Year: 2004 Vol. 70 Ed. 5 - (10º)
Artigo Original
Pages: 645 to 649
Audiological profile of patients with Goldenhar syndrome
Author(s):
Karina Costa Brosco1,
Neivo Luiz Zorzetto2,
Antonio Richieri da Costa3
Keywords: Goldenhar's syndrome, oculoauriculovertebral dysplasia, audiology.
Abstract:
The Goldenhar's syndrome is a rare congenital anomaly, of which the etiology is yet unknown, and characterized by a classical triad of ocular, auricular and vertebral abnormalities. This study used 30 individuals presenting Goldenhar's syndrome, that were regularly enrolled in the Craniofacial Anomaly Rehabilitation Hospital (HRAC), of both sexes, varying from 8 to 34 years old. The goal was to characterize the audiologic profile to the individuals presenting this syndrome, thus, assuring a better treatment and orientation for them, and also the establishment of the frequency of contra-lateral auditory commitment in individual with the classical unilateral involvement. The auditory assessment of this study showed ATL, tympanometry, EOA-T and BERA. According to the results, we concluded that 35% (N=10) of the individuals presented, as a characteristic of the audiologic profile, loss of hearing type sensorioneural, mixed with varied levels from moderate to deep (7 uni and 3 bilateral); 13% (n=4) presented conductive loss (bilaterally) with levels mild to severe and 3% (n=1) presented a unilateral deep type of sensorioneural loss. This study showed 40% n=12) with normal bilateral hearing and in 10% (n=3) it wasn't possible to establish the characteristic of the audiologic profile, since only the BERA was used as an assessment tool for establishing the electro-physiologic threshold. Of the twelve (12) individuals presenting unilateral malformations of the left ear, only two (02) presented contra-lateral auditory commitment of the ear, one type mixed with a severe level and one conductive of a moderate level. Considering the sex variable, the mayor predominance of the Goldenhar's syndrome was for females (57%) compared to the males (43%), but these results weren't statistically significant, as well as for the unaffected anatomical side, that was predominantly the right side.
INTRODUCTION
Goldenhar syndrome is a rare congenital anomaly, of unknown etiology, characterized by ocular, auricular and vertebral abnormalities, frequently associated with other visceral or facial congenital malformations (Laredo et al. 1985).

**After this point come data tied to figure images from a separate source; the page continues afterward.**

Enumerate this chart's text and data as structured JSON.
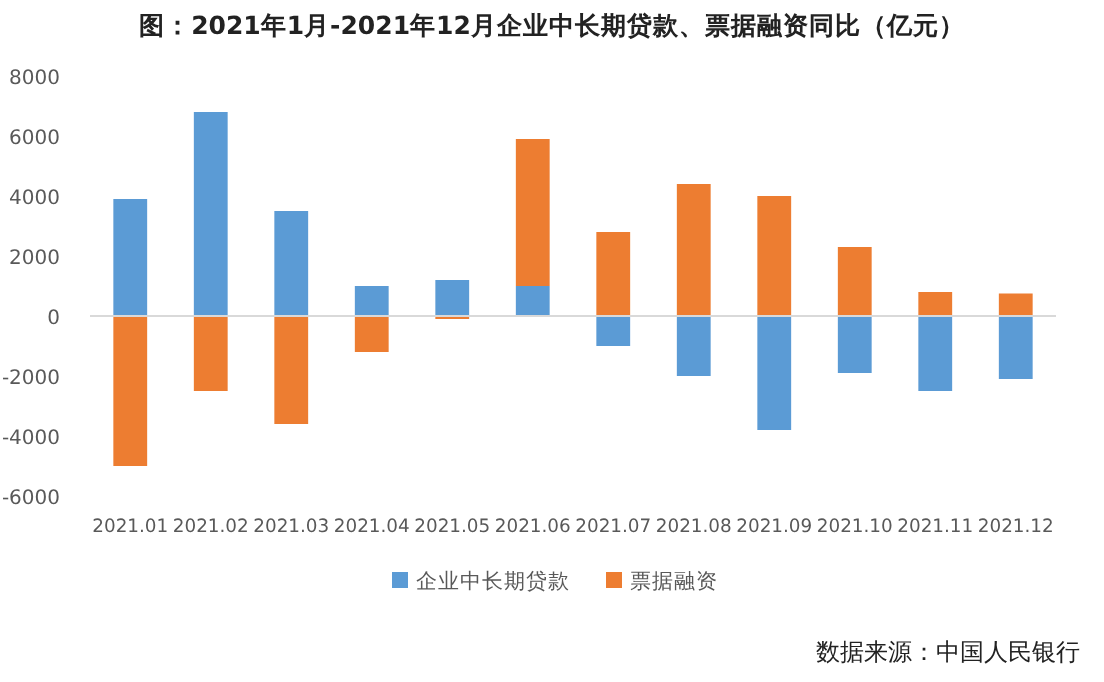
{
  "chart_data": {
    "type": "bar",
    "stacked": true,
    "title": "图：2021年1月-2021年12月企业中长期贷款、票据融资同比（亿元）",
    "categories": [
      "2021.01",
      "2021.02",
      "2021.03",
      "2021.04",
      "2021.05",
      "2021.06",
      "2021.07",
      "2021.08",
      "2021.09",
      "2021.10",
      "2021.11",
      "2021.12"
    ],
    "series": [
      {
        "name": "企业中长期贷款",
        "color": "#5b9bd5",
        "values": [
          3900,
          6800,
          3500,
          1000,
          1200,
          1000,
          -1000,
          -2000,
          -3800,
          -1900,
          -2500,
          -2100
        ]
      },
      {
        "name": "票据融资",
        "color": "#ed7d31",
        "values": [
          -5000,
          -2500,
          -3600,
          -1200,
          -100,
          4900,
          2800,
          4400,
          4000,
          2300,
          800,
          750
        ]
      }
    ],
    "ylim": [
      -6000,
      8000
    ],
    "yticks": [
      -6000,
      -4000,
      -2000,
      0,
      2000,
      4000,
      6000,
      8000
    ],
    "legend": "bottom",
    "annotations": [
      "数据来源：中国人民银行"
    ]
  }
}
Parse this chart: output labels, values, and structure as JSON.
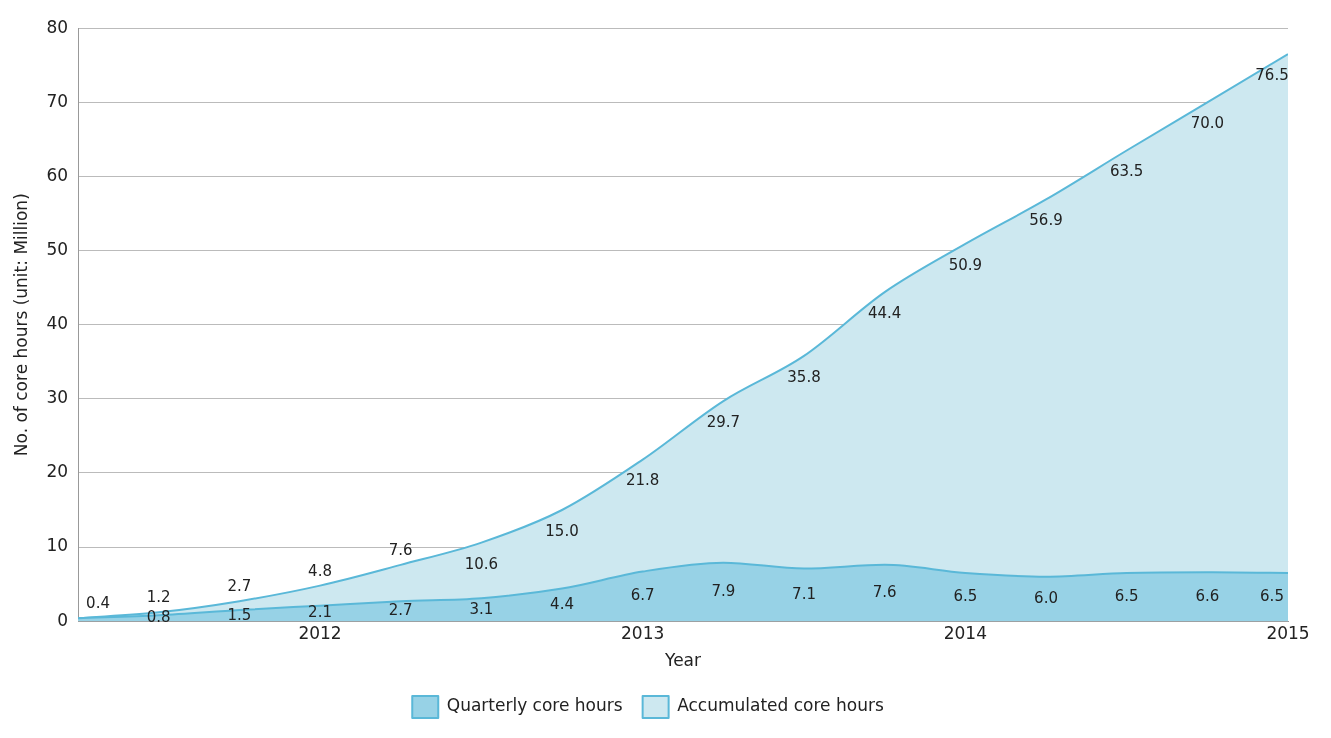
{
  "chart_data": {
    "type": "area",
    "xlabel": "Year",
    "ylabel": "No. of core hours (unit: Million)",
    "x": [
      2011.25,
      2011.5,
      2011.75,
      2012,
      2012.25,
      2012.5,
      2012.75,
      2013,
      2013.25,
      2013.5,
      2013.75,
      2014,
      2014.25,
      2014.5,
      2014.75,
      2015
    ],
    "series": [
      {
        "name": "Accumulated core hours",
        "color": "#cde8f0",
        "values": [
          0.4,
          1.2,
          2.7,
          4.8,
          7.6,
          10.6,
          15.0,
          21.8,
          29.7,
          35.8,
          44.4,
          50.9,
          56.9,
          63.5,
          70.0,
          76.5
        ],
        "value_labels": [
          "0.4",
          "1.2",
          "2.7",
          "4.8",
          "7.6",
          "10.6",
          "15.0",
          "21.8",
          "29.7",
          "35.8",
          "44.4",
          "50.9",
          "56.9",
          "63.5",
          "70.0",
          "76.5"
        ]
      },
      {
        "name": "Quarterly core hours",
        "color": "#97d2e6",
        "values": [
          0.4,
          0.8,
          1.5,
          2.1,
          2.7,
          3.1,
          4.4,
          6.7,
          7.9,
          7.1,
          7.6,
          6.5,
          6.0,
          6.5,
          6.6,
          6.5
        ],
        "value_labels": [
          null,
          "0.8",
          "1.5",
          "2.1",
          "2.7",
          "3.1",
          "4.4",
          "6.7",
          "7.9",
          "7.1",
          "7.6",
          "6.5",
          "6.0",
          "6.5",
          "6.6",
          "6.5"
        ]
      }
    ],
    "xlim": [
      2011.25,
      2015
    ],
    "xticks": [
      2012,
      2013,
      2014,
      2015
    ],
    "ylim": [
      0,
      80
    ],
    "yticks": [
      0,
      10,
      20,
      30,
      40,
      50,
      60,
      70,
      80
    ],
    "grid": "y",
    "legend": "bottom",
    "marker": "none"
  }
}
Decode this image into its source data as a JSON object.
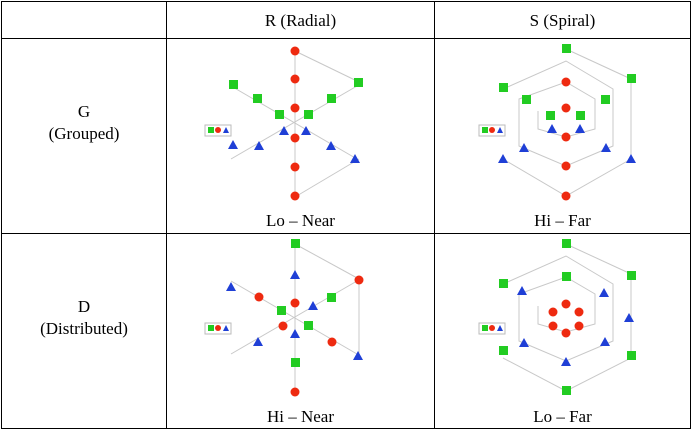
{
  "header": {
    "col_radial": "R (Radial)",
    "col_spiral": "S (Spiral)"
  },
  "rows": {
    "grouped": {
      "code": "G",
      "name": "(Grouped)"
    },
    "distributed": {
      "code": "D",
      "name": "(Distributed)"
    }
  },
  "captions": {
    "grouped_radial": "Lo – Near",
    "grouped_spiral": "Hi – Far",
    "distributed_radial": "Hi – Near",
    "distributed_spiral": "Lo – Far"
  },
  "colors": {
    "square": "#22cc22",
    "circle": "#ee2a10",
    "triangle": "#1f3fd6",
    "link": "#c8c8c8"
  },
  "shapes": [
    "square",
    "circle",
    "triangle"
  ]
}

The syndrome was described for the first time by Von Arlt in 1845 and it was recognized as a clinical entity by Maurice Goldenhar in 1952, who described it in a child, as reported by Salvitti et al. (1978). It was also named first arch syndrome and Gorlin syndrome. Currently, it is frequently known as oculoauriculovertebral dysplasia, the name given by Gorlin et al. (1963) and Sugar (1966). Baum et al., in 1973, listed 114 cases of oculoauriculovertebral dysplasia. The pioneer case in Brazil was described by Paiva in 1971. Oculoauriculovertebral dysplasia is a complex congenital symptomatic manifestation of unknown etiology in which the main abnormalities are limited to the eyes (dermoid and/or epibulbar lipodermoid), external ear (auricular appendices, blind fistulae) and vertebral spine (hemivertebra, vertebral fusions and other malformations). According to Laredo et al. (1985) it is also associated with other visceral or facial congenital malformations that involve the structures derived from the 1st and 2nd branchial arches.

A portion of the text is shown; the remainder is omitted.